Cineplex, on the other hand, grew its revenue by over 300% sequentially, with the stock reporting sales of more than $60 million for the first time since the pandemic began, with the final total being over $240 million. This goes to show what an incredible recovery it’s started to see. However, that $240 million was also just 60% of what it did in the third quarter of 2019.
And while the sales Cineplex reported were impressive, the recovery still didn’t allow Cineplex to earn a profit, just like Air Canada stock.
If we didn’t already know these stocks were recovering as restrictions were lifted, it’s quite clear in the numbers. However, what’s also clear is that they still have a lot of sales left to recover to reach their pre-pandemic level of revenue.
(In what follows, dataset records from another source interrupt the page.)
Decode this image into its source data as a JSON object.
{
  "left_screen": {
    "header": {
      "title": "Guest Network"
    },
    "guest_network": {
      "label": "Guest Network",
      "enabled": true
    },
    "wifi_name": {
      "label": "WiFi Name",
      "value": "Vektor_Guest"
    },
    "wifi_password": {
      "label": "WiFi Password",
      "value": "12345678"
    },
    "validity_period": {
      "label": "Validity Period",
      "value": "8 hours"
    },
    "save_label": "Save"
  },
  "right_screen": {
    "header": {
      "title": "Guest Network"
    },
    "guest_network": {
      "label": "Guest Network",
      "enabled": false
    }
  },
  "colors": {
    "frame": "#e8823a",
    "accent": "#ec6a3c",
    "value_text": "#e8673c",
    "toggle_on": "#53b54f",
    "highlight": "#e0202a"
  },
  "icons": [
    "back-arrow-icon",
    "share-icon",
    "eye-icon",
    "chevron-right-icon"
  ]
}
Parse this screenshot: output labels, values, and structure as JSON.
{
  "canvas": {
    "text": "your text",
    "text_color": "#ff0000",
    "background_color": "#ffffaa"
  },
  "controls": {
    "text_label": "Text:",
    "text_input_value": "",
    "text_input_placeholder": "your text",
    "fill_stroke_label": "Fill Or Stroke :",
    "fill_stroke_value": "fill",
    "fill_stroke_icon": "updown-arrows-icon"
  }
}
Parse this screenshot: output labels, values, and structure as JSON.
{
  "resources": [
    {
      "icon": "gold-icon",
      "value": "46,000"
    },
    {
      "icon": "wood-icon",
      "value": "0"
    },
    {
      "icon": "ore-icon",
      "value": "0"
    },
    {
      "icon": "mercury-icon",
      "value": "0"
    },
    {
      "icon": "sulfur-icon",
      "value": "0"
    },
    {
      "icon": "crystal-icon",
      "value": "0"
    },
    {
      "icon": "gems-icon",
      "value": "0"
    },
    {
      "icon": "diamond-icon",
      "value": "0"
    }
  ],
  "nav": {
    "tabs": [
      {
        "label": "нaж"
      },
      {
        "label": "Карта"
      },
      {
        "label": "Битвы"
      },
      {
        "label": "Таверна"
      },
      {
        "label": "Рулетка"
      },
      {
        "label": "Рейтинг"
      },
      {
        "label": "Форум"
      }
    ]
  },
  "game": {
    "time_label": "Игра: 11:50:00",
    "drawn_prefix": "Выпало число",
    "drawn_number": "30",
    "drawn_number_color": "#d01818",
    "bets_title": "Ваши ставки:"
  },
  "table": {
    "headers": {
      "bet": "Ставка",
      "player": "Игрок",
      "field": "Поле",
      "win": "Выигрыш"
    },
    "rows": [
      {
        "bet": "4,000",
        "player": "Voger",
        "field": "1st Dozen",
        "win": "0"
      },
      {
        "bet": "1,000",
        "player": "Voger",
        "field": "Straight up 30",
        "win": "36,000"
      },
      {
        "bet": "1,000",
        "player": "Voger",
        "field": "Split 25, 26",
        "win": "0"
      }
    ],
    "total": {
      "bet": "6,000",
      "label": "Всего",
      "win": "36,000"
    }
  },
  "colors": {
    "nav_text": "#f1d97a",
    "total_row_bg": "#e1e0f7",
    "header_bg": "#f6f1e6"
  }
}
For now, with Canada’s economy progressing well while the pandemic continues to impact other countries around the world, the likelihood of Air Canada stock seeing its operations recover before Cineplex looks slim.
However, while Cineplex looks like the better recovery stock today, amid this environment, it’s crucial to keep up to date with all the developments because until the pandemic finally ends, these stocks still come with some considerable risk.